Стараясь не греметь замком, Корсаков открыл входную дверь. Ирина наблюдала за ним из кухни.
— Можешь встречаться с ней раз в неделю, — сказала она, — но только трезвым, понял?
Игорь сжал до боли сжал зубы.
— Спасибо, дорогая. Скажи ей, что папу снова вызвали в командировку.
— Уж найду, что сказать. Но она растет и скоро мне придется сказать ей правду. Правду о том, что ты предпочел шлюх, проституток и всякую пьянь, вроде Лени-Шеста, а мы…
— До встречи на Канарах, дорогая, — сказал Корсаков, закрывая за собой дверь.

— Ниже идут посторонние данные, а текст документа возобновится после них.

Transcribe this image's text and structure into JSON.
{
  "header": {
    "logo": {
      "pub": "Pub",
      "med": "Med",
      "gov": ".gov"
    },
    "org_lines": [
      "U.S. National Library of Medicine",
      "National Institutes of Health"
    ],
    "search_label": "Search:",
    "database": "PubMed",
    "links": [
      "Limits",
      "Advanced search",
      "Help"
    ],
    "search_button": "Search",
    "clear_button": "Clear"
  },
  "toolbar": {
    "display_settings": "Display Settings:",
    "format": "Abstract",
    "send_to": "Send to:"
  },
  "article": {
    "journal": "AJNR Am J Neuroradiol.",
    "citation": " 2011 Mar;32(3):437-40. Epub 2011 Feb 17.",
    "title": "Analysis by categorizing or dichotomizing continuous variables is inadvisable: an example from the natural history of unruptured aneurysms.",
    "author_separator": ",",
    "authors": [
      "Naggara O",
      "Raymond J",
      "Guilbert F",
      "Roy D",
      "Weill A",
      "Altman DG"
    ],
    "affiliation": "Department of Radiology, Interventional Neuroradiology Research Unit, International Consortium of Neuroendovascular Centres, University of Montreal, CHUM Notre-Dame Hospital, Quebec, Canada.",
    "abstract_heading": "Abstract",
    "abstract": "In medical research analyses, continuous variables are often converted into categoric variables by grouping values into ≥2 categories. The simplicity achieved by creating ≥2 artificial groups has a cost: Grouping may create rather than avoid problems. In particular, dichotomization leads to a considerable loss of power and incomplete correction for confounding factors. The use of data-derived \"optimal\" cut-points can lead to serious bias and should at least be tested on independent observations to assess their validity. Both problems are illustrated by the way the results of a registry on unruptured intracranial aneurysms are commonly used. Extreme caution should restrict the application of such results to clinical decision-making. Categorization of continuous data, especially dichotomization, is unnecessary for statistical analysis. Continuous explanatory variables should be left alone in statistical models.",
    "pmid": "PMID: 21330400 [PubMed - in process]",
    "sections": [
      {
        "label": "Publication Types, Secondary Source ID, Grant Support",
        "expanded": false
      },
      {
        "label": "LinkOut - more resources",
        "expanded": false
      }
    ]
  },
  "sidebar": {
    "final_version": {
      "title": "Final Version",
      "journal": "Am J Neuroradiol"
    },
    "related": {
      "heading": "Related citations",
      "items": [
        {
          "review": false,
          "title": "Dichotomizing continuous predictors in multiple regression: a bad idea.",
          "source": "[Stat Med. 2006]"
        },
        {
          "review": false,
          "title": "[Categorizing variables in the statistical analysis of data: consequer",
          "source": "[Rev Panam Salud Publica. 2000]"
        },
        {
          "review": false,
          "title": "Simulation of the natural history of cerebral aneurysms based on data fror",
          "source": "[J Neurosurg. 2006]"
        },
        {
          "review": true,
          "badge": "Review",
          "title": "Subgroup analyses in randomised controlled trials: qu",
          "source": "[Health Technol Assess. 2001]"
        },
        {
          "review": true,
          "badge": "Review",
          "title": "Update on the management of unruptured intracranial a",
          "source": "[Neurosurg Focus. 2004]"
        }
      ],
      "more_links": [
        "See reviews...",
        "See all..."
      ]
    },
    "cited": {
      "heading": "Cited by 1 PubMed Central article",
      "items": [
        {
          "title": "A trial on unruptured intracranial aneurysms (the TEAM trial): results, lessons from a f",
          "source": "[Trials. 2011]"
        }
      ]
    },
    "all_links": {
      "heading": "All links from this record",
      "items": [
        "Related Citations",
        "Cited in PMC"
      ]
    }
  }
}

Возле лифта его поджидали двое. Он уже начал привыкать, что его сопровождают парами. Корсаков нажал кнопку вызова, взглянул на провожатых. Встретишь таких на улице — ничего плохого не подумаешь. Ну, в черных костюмах парни. Может они с похорон, вон и лица подобающие. Как в начале поминок, когда все еще трезвые, не рассказывают вполголоса анекдоты, не поют, сначала с надрывом, со слезой, а потом уже и с удалью, народные песни. «…в той степи-и глухой, за-амерзал ямщик!!!»
Джипы подогнали к подъезду. Мужчина, говоривший с Корсаковым, вопросительно посмотрел на него.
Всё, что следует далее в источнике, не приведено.